両手で数えきれない障害と持病を抱えつつ毎日元気に活動中。発達障害の息子たちの子育ても終え、悠々自適の毎日です。

母へのプレゼント

2018-04-16 20:31:31 | 思い出
私の母は、ファッションには 疎い。


母は 贅沢な物を 持った事がないし、


ファッション情報誌なども 読んだことがない。


昔 母は 親戚の家に 下宿して働いていた。


その家で 母は自分が見た事もない物を使いこなす人たちと


暮らし、「こういうものが良いものなんだな」という事を


肌で感じたようだ。


私の記憶の中の母は、贅沢な装いとも、おしゃれな姿とも


無縁である。


「どうせ買うのなら 良い物を」が 口癖で、


たまに 衣類を買いに出かけることがあっても、


母の予算で買える品物のなかには「気に入るもの」はなかった。


母が 見つめたり、手に取ったりする物を見ているうちに、


「ああ、こういう物が好きなんだな」という事がわかっていった。


母が デパートの 物産展などで 立ち寄っていたのが


「甲州印傳」のコーナーで、母は バッグや 財布を見てはいたが、


買う勇気が出ないのか 小銭入れや 印鑑入れなどの小物を買うことが


多かった。


数年前、私が立ち寄ったデパートで「日本の職人展」というのが


開催されていた。


その中に 「印傳」のコーナーがあった。


母は ハンドバッグより ショルダーや リュックが好きである。


印傳では リュックサックの需要はないそうで、ショルダーや


ハンドバッグが 展示されていた。その中に 母が好みそうな


黒のショルダーがあった。


試しに値段を聞いてみたら、


「これは 在庫切れで、入荷まで待ってもらわないと」との返事。


「母にプレゼントしたいので、これを売って頂く事はできませんか?」と


聞いてみた。
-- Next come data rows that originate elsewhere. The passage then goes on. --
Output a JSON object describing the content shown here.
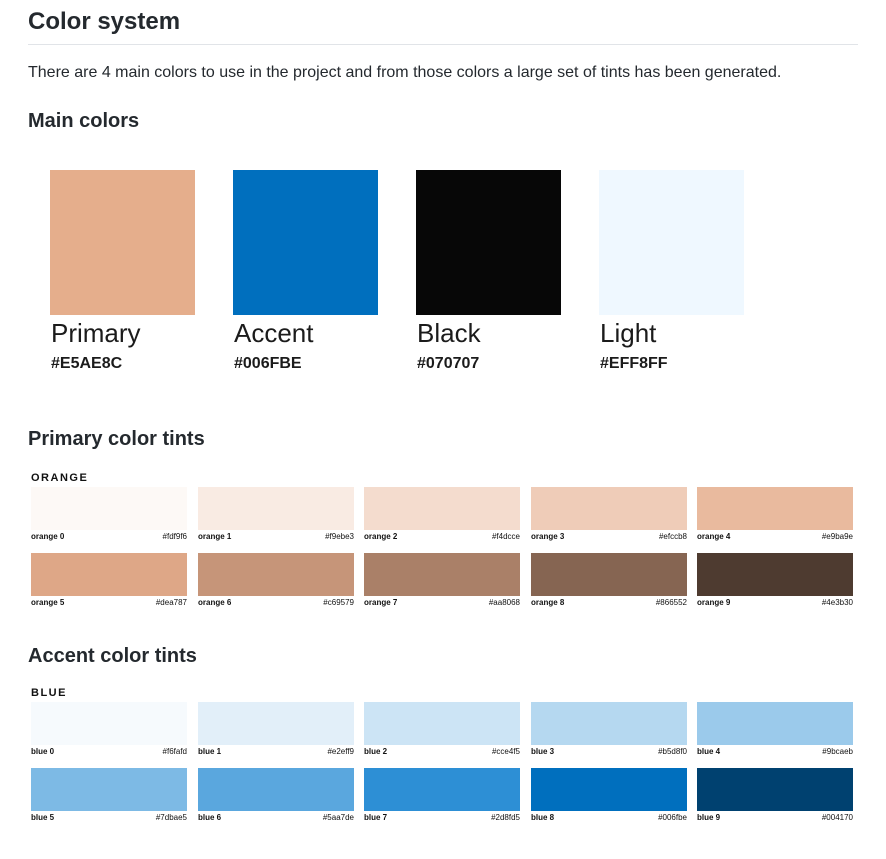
{
  "title": "Color system",
  "intro": "There are 4 main colors to use in the project and from those colors a large set of tints has been generated.",
  "main": {
    "heading": "Main colors",
    "colors": [
      {
        "name": "Primary",
        "hex": "#E5AE8C"
      },
      {
        "name": "Accent",
        "hex": "#006FBE"
      },
      {
        "name": "Black",
        "hex": "#070707"
      },
      {
        "name": "Light",
        "hex": "#EFF8FF"
      }
    ]
  },
  "primary_tints": {
    "heading": "Primary color tints",
    "group": "ORANGE",
    "tints": [
      {
        "name": "orange 0",
        "hex": "#fdf9f6"
      },
      {
        "name": "orange 1",
        "hex": "#f9ebe3"
      },
      {
        "name": "orange 2",
        "hex": "#f4dcce"
      },
      {
        "name": "orange 3",
        "hex": "#efccb8"
      },
      {
        "name": "orange 4",
        "hex": "#e9ba9e"
      },
      {
        "name": "orange 5",
        "hex": "#dea787"
      },
      {
        "name": "orange 6",
        "hex": "#c69579"
      },
      {
        "name": "orange 7",
        "hex": "#aa8068"
      },
      {
        "name": "orange 8",
        "hex": "#866552"
      },
      {
        "name": "orange 9",
        "hex": "#4e3b30"
      }
    ]
  },
  "accent_tints": {
    "heading": "Accent color tints",
    "group": "BLUE",
    "tints": [
      {
        "name": "blue 0",
        "hex": "#f6fafd"
      },
      {
        "name": "blue 1",
        "hex": "#e2eff9"
      },
      {
        "name": "blue 2",
        "hex": "#cce4f5"
      },
      {
        "name": "blue 3",
        "hex": "#b5d8f0"
      },
      {
        "name": "blue 4",
        "hex": "#9bcaeb"
      },
      {
        "name": "blue 5",
        "hex": "#7dbae5"
      },
      {
        "name": "blue 6",
        "hex": "#5aa7de"
      },
      {
        "name": "blue 7",
        "hex": "#2d8fd5"
      },
      {
        "name": "blue 8",
        "hex": "#006fbe"
      },
      {
        "name": "blue 9",
        "hex": "#004170"
      }
    ]
  }
}
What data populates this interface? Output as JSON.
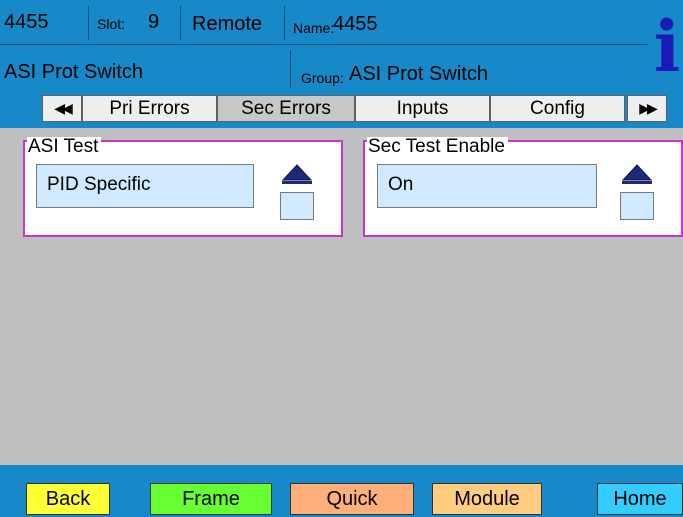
{
  "header": {
    "id": "4455",
    "slot_label": "Slot:",
    "slot_value": "9",
    "mode": "Remote",
    "name_label": "Name:",
    "name_value": "4455",
    "card_type": "ASI Prot Switch",
    "group_label": "Group:",
    "group_value": "ASI Prot Switch",
    "info_icon": "i"
  },
  "tabs": {
    "prev_arrow": "◀◀",
    "next_arrow": "▶▶",
    "items": [
      {
        "label": "Pri Errors"
      },
      {
        "label": "Sec Errors"
      },
      {
        "label": "Inputs"
      },
      {
        "label": "Config"
      }
    ],
    "selected_index": 1
  },
  "controls": [
    {
      "title": "ASI Test",
      "value": "PID Specific"
    },
    {
      "title": "Sec Test Enable",
      "value": "On"
    }
  ],
  "footer": {
    "buttons": [
      {
        "label": "Back",
        "color": "#ffff33"
      },
      {
        "label": "Frame",
        "color": "#66ff33"
      },
      {
        "label": "Quick",
        "color": "#ffb07a"
      },
      {
        "label": "Module",
        "color": "#ffcc80"
      },
      {
        "label": "Home",
        "color": "#33ccff"
      }
    ]
  },
  "colors": {
    "header_bg": "#1789c8",
    "content_bg": "#bfbfbf",
    "group_border": "#cc33cc",
    "value_bg": "#cfeaff",
    "info_icon": "#1a1ab8"
  }
}
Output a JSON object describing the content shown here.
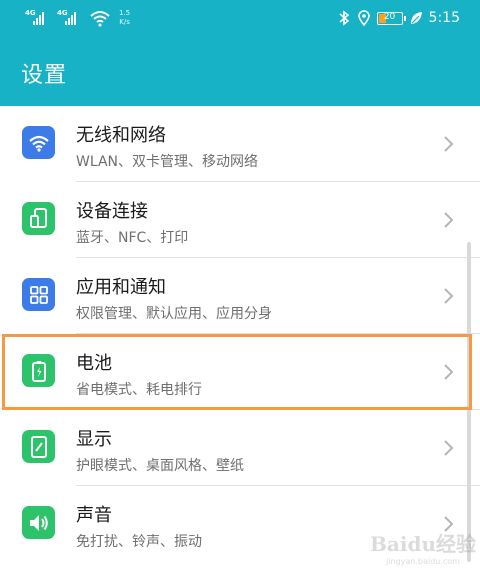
{
  "status_bar": {
    "signal_1_label": "4G",
    "signal_2_label": "4G",
    "speed_value": "1.5",
    "speed_unit": "K/s",
    "battery_level": "20",
    "time": "5:15"
  },
  "header": {
    "title": "设置"
  },
  "settings_items": [
    {
      "title": "无线和网络",
      "subtitle": "WLAN、双卡管理、移动网络",
      "icon": "wifi-icon",
      "icon_color": "#3d7be8"
    },
    {
      "title": "设备连接",
      "subtitle": "蓝牙、NFC、打印",
      "icon": "device-connection-icon",
      "icon_color": "#2cc36b"
    },
    {
      "title": "应用和通知",
      "subtitle": "权限管理、默认应用、应用分身",
      "icon": "apps-grid-icon",
      "icon_color": "#3d7be8"
    },
    {
      "title": "电池",
      "subtitle": "省电模式、耗电排行",
      "icon": "battery-icon",
      "icon_color": "#2cc36b"
    },
    {
      "title": "显示",
      "subtitle": "护眼模式、桌面风格、壁纸",
      "icon": "display-icon",
      "icon_color": "#2cc36b"
    },
    {
      "title": "声音",
      "subtitle": "免打扰、铃声、振动",
      "icon": "speaker-icon",
      "icon_color": "#2cc36b"
    }
  ],
  "colors": {
    "accent": "#17b2c6",
    "highlight": "#f59a42"
  },
  "watermark": {
    "text": "Baidu经验",
    "url": "jingyan.baidu.com"
  }
}
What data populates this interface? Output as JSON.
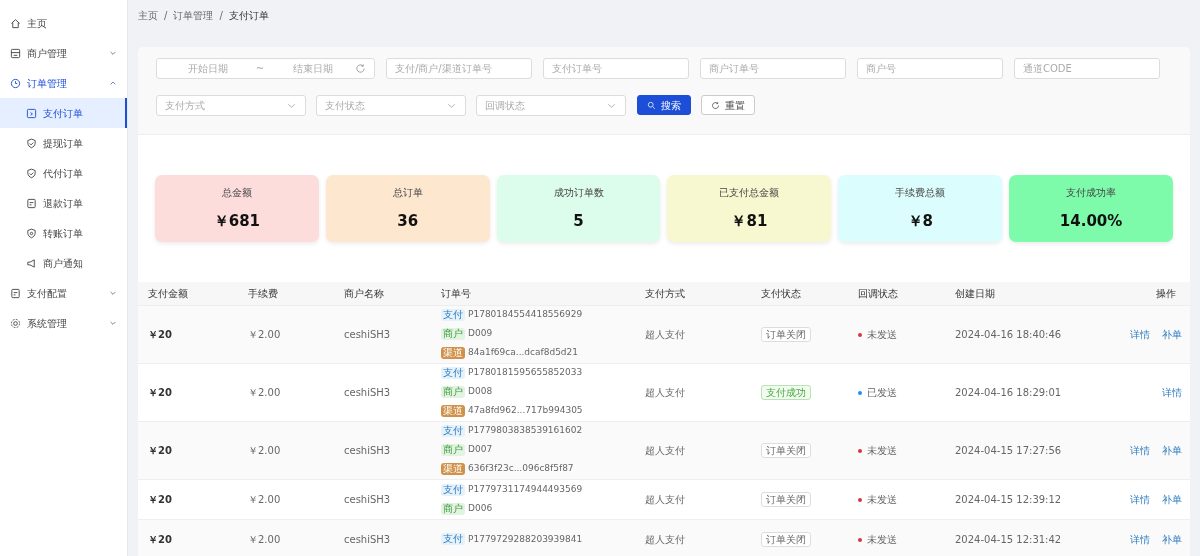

すると


「展示品していたので、小さな傷があちこちありますし、ショルダーも癖がついてます。


箱もないですが、それでもよろしければお値引きしますが」と言われた。


示された金額は 私でも何とか買える値段である。


「家族が使うので、傷などは気にしないので買います」と


包んでもらって帰った。


数日後、母に 渡しに行った。


包みを開けた母は、バッグを見るなり 顔をほころばせたが、


はっとした顔で「これ 髙かったんじゃないの?」と言った。


「展示品で少し傷があるし、箱も無いからって値引きしてもらえた」と


告げたら 少し安心したようだった。


「よそに出掛ける時に使おうかねえ」と 嬉しそうに 


バッグを眺めていた。


今は 私の息子達も加わって 一緒に食事に出掛けたり、


その時々で 母に希望を聞いて 買い物のお付き合いをしている。


今年の母の日の計画は、息子達が あれこれ考えているようである。